Online remote work is on the rise. The freedom provided by broadband digital data networks is all the more desirable in a global environment where unemployment is turning into labor shortage on key markets and high skill professions, like Information Technology. This is not about unicorn millennials anymore - this is a vast, fundamental shift which presents a valuable business opportunity for those who can adapt to it, while being an existential threat to the companies who do not realize the consequences in time.
One key aspect, now backed by science, is that working remotely is not a convenience for the workers. It is actually the better way to work: 86% of all employees asked by SurePayroll said that their output is higher if they work remotely, away from the distractions of office life. That’s cute, you could say, of course the worker will prefer working without supervision. However, after almost a decade of steady rise in freelancing and remote work, we now have the data that backs this bold claim up. It’s not just a psychological self-deception, because the managers of remote workers report better outputs too. Employing remote workers is making more money for the company, and that’s a hard fact.
One would think that remote work is preferred, because slacking remotely is easier. However, remote, and especially contract workers who get paid by project completion phases are proven to get more done in the same amount of time than office workers on a salary. A PGI research came to the conclusion that remote workers experience less stress, 80% of them thinks they are actually work harder when they are working remotely, and 69% of them miss less working hours.
Now, these arguments are hard to fight from a business standpoint. If you can do your business better with remote workers, you obviously should do so. The problem is that this is still a relatively new phenomena which requires a drastic change in how businesses operate. So we are looking at some inevitable entry costs, such as reorganization, relocation, restructuring, training new tools and methods on every level of the company, in exchange for higher work value and lower operational costs on the long run.
Old habits die hard. Integrating remote work in any serious company structure is inevitable and already happening for decades now, under the guise of offshoring, shared service centers and calling remote work ‘home office’, which is a laughable attempt at keeping the all-so-serious tone of major corporations while they are sending the employees away from their offices for a few days a week, for reasons of keeping office costs down. The question is, how smoothly can a business shift away from gathering people together in a brick-and-mortar facility and work together for the common cause in the same office space, towards a completely location-independent business model?

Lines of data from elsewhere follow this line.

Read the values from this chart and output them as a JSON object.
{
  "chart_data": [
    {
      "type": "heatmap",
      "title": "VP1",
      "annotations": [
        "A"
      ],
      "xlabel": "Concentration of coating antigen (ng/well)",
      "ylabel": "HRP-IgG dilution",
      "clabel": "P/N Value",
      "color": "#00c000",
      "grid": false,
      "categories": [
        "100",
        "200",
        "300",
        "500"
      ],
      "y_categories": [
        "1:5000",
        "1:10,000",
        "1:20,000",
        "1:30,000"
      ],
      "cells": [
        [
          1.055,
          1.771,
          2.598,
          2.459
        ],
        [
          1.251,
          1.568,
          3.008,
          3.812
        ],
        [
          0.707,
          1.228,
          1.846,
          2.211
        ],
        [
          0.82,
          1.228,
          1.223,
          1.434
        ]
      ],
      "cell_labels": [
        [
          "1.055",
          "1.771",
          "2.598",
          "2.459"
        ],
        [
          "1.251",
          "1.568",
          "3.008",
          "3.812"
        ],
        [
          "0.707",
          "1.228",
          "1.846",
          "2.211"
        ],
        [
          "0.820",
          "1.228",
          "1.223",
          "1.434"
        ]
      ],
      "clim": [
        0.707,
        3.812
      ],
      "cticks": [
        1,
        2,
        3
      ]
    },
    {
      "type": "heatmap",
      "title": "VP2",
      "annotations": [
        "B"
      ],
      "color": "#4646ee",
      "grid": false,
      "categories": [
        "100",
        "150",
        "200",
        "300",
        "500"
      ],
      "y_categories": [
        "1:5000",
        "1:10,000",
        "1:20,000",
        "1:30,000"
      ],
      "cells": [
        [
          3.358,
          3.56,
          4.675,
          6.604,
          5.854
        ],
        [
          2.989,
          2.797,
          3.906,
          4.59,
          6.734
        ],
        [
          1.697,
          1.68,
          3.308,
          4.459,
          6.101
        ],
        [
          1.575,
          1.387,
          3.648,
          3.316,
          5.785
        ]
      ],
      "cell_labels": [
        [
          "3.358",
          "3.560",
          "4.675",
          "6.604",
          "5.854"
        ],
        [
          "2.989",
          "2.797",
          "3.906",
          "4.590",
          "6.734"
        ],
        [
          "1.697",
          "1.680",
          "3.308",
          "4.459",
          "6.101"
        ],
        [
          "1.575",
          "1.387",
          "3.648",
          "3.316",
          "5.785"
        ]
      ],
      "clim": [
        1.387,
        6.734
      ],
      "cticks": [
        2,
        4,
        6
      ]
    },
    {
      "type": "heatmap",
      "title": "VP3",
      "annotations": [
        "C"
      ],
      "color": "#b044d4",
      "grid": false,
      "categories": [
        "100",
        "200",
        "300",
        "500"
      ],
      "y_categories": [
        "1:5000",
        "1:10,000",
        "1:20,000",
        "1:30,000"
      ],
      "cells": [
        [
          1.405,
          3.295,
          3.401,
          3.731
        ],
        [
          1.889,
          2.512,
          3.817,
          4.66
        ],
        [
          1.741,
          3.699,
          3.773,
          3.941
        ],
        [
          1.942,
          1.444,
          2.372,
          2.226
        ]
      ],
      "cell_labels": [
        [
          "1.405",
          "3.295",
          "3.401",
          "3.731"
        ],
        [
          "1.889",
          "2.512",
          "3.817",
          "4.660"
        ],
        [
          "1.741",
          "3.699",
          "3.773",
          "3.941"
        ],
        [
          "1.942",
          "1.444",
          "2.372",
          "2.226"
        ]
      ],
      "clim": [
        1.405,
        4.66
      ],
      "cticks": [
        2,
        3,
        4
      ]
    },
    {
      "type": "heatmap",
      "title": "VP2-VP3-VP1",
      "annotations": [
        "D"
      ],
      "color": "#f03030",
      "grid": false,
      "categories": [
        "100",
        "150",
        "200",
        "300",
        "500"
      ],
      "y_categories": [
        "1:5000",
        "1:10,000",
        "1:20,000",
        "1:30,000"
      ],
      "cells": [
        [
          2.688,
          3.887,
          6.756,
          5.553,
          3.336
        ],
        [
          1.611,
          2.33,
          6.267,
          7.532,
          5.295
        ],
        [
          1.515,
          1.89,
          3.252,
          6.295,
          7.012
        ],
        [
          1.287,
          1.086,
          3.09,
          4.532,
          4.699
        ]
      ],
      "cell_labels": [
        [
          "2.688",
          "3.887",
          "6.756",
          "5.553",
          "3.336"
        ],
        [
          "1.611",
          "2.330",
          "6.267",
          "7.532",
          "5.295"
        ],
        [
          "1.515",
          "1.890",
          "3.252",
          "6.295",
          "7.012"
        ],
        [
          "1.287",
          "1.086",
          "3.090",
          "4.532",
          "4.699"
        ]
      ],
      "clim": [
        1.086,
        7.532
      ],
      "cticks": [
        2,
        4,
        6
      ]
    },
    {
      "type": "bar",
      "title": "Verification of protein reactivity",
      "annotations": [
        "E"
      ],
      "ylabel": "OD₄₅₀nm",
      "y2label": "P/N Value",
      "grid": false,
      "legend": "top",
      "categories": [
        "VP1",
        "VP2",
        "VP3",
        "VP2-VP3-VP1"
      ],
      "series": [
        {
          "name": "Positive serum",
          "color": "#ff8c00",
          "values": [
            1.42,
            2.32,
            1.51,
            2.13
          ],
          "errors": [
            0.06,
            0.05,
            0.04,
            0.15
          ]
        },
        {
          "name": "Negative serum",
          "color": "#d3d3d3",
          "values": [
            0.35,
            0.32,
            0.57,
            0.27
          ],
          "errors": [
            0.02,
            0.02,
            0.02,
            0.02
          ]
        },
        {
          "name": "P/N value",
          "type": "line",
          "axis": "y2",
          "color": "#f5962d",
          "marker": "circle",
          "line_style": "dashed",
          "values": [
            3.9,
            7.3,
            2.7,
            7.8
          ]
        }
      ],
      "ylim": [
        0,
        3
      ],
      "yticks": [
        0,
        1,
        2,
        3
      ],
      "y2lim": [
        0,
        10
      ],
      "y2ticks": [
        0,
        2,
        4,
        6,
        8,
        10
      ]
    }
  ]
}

One could say that those have it the easiest who build towards remote from scratch. NVision, founded in 2011 employs 700 workers, all of them remotely. Which means they actually rent no office space. You might think they were visionaries, setting up a remote team so early, but no: they were being practical. They calculated the costs, the amount of money they could save as a fledgling startup with zero square meters of office space, and the numbers were so convincing that they went for it. As you can see, nVision was able to scale into a success story, but they stayed true to this philosophy. They could pay for rent now, but they never went back, which means that they can recruit that kind of top talent who know their work will never suffer from any drawbacks that can happen when you need to integrate into a core office team as a remote addition.
First, the remote worker is proven to create more value in the same amount of time, doing the same work, as the office counterpart.
Second, the more you can scale back your location-based workforce, the less your operation costs will be.
And third, remote workers are not only more effective, but if you are willing to take part in the gig economy and you strive to become a good partner for a network of freelancers, your human resource costs can go down immensely while your contract workers create the same, or better value for you as your permanent employees.